- Country of origin: United States
- Original language: English
- No. of seasons: 2

Production
- Executive producers: Robert Greenwald, Richard Ray Perez
- Producers: Amanda Spain, Abe Forman-Greenwald

Original release
- Network: online
- Release: July 2, 2008 – present

= In Their Boots =

American TV documentary series

In Their Boots is a documentary series about the impact the War in Iraq and the War in Afghanistan are having on people at home in the United States. Every episode features a documentary about how the servicemen and women of the American armed forces, their families, and American communities have been changed by the nation's campaigns in Iraq and Afghanistan.
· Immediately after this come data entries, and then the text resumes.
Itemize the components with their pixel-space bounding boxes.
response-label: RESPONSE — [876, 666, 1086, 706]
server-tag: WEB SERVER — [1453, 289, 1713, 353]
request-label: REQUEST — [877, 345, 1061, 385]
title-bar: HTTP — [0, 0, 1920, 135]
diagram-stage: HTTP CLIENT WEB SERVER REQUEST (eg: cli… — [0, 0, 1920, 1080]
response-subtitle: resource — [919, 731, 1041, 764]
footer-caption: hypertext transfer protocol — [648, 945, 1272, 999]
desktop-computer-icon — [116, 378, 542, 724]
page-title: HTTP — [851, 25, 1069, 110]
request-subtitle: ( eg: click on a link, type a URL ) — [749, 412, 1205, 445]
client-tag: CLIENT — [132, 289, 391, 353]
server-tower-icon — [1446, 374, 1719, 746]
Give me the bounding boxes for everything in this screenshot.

The show has covered issues such as the effects of deployment, post-traumatic stress disorder, traumatic brain injury, recovery from physical injury, military widows, partners of gays in the military, homelessness, women in the military, and sexual assault in the military. In 2010, In Their Boots launched Operation In Their Boots, which gave 5 combat veterans the opportunity to produce and direct their own documentaries.
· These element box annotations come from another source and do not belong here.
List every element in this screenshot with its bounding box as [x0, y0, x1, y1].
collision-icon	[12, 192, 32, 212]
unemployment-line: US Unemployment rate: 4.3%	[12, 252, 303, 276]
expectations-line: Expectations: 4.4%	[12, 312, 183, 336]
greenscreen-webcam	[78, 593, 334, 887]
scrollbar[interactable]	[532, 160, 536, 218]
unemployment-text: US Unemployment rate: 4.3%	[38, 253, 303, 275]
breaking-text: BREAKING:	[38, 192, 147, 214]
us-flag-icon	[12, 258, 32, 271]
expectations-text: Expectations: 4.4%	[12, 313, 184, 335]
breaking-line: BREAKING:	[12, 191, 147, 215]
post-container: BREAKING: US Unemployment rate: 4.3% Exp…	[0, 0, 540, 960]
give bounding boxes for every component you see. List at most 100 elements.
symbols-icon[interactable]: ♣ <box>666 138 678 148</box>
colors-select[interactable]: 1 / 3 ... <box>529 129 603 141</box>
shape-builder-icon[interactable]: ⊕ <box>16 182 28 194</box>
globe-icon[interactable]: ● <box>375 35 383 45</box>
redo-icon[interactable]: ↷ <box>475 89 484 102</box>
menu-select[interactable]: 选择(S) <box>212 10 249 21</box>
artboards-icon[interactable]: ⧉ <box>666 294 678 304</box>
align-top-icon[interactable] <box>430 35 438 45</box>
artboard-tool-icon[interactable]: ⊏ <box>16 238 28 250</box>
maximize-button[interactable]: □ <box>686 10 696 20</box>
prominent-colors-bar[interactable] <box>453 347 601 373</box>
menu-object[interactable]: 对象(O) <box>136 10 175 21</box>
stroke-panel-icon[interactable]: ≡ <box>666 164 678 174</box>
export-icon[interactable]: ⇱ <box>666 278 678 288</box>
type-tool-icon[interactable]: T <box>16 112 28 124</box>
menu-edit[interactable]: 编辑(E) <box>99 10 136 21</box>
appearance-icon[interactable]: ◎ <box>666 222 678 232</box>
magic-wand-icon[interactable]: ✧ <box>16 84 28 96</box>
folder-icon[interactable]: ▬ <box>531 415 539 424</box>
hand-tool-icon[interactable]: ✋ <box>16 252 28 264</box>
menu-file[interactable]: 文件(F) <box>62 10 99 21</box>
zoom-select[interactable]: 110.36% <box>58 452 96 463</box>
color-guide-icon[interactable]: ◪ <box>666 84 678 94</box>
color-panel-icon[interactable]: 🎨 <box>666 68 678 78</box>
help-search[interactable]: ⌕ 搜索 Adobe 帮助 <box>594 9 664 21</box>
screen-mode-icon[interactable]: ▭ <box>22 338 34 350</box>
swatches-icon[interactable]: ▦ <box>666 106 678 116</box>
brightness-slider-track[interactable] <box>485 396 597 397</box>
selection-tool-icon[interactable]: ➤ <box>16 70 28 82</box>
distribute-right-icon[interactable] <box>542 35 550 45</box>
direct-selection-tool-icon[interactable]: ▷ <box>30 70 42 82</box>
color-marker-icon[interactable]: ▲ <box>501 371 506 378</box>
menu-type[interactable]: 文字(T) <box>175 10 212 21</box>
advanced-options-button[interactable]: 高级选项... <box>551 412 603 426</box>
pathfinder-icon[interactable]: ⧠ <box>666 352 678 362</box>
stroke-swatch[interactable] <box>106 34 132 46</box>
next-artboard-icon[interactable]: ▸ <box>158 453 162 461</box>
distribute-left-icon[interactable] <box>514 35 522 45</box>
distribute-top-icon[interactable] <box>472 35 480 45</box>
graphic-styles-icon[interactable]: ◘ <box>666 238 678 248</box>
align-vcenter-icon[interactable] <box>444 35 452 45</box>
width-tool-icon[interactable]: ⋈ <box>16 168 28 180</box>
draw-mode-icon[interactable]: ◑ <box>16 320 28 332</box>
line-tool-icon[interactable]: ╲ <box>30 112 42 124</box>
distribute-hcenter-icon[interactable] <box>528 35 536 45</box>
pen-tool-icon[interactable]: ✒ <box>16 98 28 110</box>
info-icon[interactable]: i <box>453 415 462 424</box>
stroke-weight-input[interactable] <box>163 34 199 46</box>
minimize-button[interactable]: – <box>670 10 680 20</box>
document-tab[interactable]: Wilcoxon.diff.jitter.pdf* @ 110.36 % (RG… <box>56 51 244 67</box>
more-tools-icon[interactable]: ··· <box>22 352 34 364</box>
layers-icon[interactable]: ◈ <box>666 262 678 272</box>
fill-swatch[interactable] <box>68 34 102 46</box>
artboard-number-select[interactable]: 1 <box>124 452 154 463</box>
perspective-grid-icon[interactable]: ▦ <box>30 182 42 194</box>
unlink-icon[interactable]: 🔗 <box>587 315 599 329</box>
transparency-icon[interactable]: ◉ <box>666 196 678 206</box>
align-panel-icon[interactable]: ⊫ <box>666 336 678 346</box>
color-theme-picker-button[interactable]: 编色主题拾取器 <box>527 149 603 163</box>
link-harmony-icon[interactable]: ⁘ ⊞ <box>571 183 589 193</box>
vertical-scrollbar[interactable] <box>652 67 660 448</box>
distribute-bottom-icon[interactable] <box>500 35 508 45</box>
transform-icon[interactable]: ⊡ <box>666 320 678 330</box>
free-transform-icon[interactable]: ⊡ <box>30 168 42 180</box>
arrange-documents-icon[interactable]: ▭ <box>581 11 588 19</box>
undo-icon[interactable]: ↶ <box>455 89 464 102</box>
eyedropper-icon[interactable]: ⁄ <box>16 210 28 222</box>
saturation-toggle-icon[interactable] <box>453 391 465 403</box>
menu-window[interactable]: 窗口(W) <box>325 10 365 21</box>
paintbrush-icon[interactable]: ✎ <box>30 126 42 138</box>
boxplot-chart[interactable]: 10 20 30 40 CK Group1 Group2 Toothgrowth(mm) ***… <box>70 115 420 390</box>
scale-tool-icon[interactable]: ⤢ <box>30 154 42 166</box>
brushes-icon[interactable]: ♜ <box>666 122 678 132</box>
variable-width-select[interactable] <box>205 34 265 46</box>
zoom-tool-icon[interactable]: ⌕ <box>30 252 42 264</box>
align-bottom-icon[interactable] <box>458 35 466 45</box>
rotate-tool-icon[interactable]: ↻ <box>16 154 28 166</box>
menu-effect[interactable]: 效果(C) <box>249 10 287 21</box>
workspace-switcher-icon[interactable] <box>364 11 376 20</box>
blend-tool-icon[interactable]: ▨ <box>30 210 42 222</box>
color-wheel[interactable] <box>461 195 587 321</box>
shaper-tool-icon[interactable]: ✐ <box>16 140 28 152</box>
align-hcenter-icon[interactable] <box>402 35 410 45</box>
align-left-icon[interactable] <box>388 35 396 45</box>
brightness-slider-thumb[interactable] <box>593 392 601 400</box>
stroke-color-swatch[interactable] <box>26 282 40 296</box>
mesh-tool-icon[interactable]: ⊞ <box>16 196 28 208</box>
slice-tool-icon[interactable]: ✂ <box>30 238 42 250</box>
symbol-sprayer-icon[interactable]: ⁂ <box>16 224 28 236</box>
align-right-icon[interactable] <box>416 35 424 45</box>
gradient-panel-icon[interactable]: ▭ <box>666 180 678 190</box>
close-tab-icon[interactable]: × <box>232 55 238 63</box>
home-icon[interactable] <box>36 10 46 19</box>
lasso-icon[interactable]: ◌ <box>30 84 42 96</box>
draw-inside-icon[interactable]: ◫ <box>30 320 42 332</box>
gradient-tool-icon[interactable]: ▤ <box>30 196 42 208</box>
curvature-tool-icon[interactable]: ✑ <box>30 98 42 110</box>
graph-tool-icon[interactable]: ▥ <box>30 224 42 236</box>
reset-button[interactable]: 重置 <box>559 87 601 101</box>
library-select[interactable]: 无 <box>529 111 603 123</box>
In Their Boots is funded by a grant from the Iraq Afghanistan Deployment Impact Fund (IADIF) of the California Community Foundation and is produced by Brave New Foundation.

Season 2 of In their Boots began airing on PBS stations in July 2010.

==List of episodes==

| Title | Original release date |
| "Broken Promise" | June 28, 2010 |
Three Iraq war veterans suffering from physical and emotional injuries find a treatment facility that transforms their lives.
| "From War to Prison" | July 5, 2010 |
An Iraq war veteran suffering from post-traumatic stress disorder faces a trial for firing a gun on a Florida street.
| "Fractured Minds" | July 12, 2010 |
Four soldiers suffering from traumatic brain injuries learn to navigate the road to recovery.
| "Silent Partners" | July 19, 2010 |
Three same-sex partners of deployed service members are denied certain benefits.
| "Second Battle" | July 26, 2010 |
The wives of two U.S. service members face deportation.
| "Outside the Wire" | August 2, 2010 |
Three female soldiers return from Iraq and Afghanistan seeking treatment for their wartime injuries.
| "Clarksville" | August 9, 2010 |
Relations between the community of Clarksville, Tenn., and the army base at Fort Campbell.
| "Soldiers on the Street" | August 16, 2010 |
Two Iraq War veterans find work upon their return from Iraq, but have trouble holding the jobs.
| "My Mom's a Soldier" | August 23, 2010 |
Eight children from three different families deal with their mothers' deployment to Iraq.
| "Vets for Hire" | August 30, 2010 |
Three skilled veterans have trouble finding jobs upon their return from Iraq and Afghanistan.